In Wirklichkeit jedoch wurde die globale Ungleichheit extrem erhöht. Auch in den Kolonialländer selbst steigerte sich die Ungleichheit, wenngleich ein Teil der breiten Schichten von der Ausbeutung in den Kolonien profitierte. Und genau diese – wenn auch begrenzte – Teilhabe an den Früchten des Kolonialismus erweckte immer schon und erst recht heute großen Widerstand gegen Änderungen der globalen Ungleichgewichte. Vor allem, weil die unteren und mittleren Schichten in den reicheren Ländern das Gefühl haben, dass sie es sind, die die Hauptlast der Umverteilung tragen müssen. 

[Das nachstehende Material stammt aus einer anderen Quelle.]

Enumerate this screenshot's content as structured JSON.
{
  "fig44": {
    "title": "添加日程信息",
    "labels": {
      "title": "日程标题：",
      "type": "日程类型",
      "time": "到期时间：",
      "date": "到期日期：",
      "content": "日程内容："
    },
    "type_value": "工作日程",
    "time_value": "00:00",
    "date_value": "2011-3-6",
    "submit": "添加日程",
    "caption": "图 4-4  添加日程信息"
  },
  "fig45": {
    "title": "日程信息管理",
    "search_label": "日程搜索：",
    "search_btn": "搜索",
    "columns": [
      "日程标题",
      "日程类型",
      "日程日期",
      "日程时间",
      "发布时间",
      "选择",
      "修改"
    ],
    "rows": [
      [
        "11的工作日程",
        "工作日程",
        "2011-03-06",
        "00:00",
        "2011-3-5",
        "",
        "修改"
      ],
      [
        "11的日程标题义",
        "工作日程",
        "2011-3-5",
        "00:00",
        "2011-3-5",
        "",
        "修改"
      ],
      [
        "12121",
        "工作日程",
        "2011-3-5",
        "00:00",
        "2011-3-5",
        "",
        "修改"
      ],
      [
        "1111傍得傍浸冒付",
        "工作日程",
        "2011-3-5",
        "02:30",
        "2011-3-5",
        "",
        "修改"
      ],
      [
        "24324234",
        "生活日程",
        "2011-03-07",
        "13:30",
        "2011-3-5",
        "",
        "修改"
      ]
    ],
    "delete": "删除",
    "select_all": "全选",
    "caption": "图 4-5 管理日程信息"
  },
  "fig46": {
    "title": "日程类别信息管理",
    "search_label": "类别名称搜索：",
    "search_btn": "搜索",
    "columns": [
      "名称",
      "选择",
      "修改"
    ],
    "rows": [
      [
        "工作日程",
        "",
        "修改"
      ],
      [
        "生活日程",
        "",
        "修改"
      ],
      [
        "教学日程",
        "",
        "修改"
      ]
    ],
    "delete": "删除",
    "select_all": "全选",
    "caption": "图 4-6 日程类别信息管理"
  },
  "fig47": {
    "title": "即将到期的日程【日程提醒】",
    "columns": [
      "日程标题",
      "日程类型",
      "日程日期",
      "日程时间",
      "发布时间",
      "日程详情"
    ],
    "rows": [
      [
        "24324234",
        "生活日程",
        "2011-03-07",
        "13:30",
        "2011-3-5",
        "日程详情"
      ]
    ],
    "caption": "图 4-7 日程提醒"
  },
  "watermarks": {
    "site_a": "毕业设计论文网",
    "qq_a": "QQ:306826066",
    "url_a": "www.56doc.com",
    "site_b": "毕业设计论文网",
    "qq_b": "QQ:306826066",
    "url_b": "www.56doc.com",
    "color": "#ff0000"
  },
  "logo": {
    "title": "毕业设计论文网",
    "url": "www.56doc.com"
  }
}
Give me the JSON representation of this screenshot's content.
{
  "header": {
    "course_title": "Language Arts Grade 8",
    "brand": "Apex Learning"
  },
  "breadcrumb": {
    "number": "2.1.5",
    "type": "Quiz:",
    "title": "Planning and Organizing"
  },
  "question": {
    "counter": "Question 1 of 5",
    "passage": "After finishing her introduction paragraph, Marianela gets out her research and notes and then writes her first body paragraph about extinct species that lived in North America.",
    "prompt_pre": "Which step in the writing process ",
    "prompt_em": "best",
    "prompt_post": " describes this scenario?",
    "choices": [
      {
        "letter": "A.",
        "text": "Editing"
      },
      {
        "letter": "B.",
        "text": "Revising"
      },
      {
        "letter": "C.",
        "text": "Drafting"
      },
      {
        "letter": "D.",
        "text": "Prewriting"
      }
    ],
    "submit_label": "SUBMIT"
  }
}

De-Fossilisierung bei wachsender Bevölkerung 

Mit der Entwicklung moderner kapitalistischer Wirtschaften eng verbunden ist der zunehmende Verbrauch fossiler Brennstoffe, vor allem für die Energiegewinnung. Das in der Erde gebundene CO2 wurde zunehmend freigesetzt und belastet nun die Atmosphäre massiv. Das gilt nicht zuletzt für den Bausektor, der einen wesentlichen Anteil am CO2 Ausstoß hat. Was wir in Zukunft brauchen, ist ein Abbau unserer Abhängigkeit von fossilen Brennstoffen. Es geht also um eine De-fossilisierung und nicht, wie fälschlicherweise – auch auf der Biennale – immer gefordert, um eine Dekarbonisierung. Kohlenwasserstoffe brauchen wir auch in der Zukunft, aber sie dürfen keine Basis unseres Energiesystems sein.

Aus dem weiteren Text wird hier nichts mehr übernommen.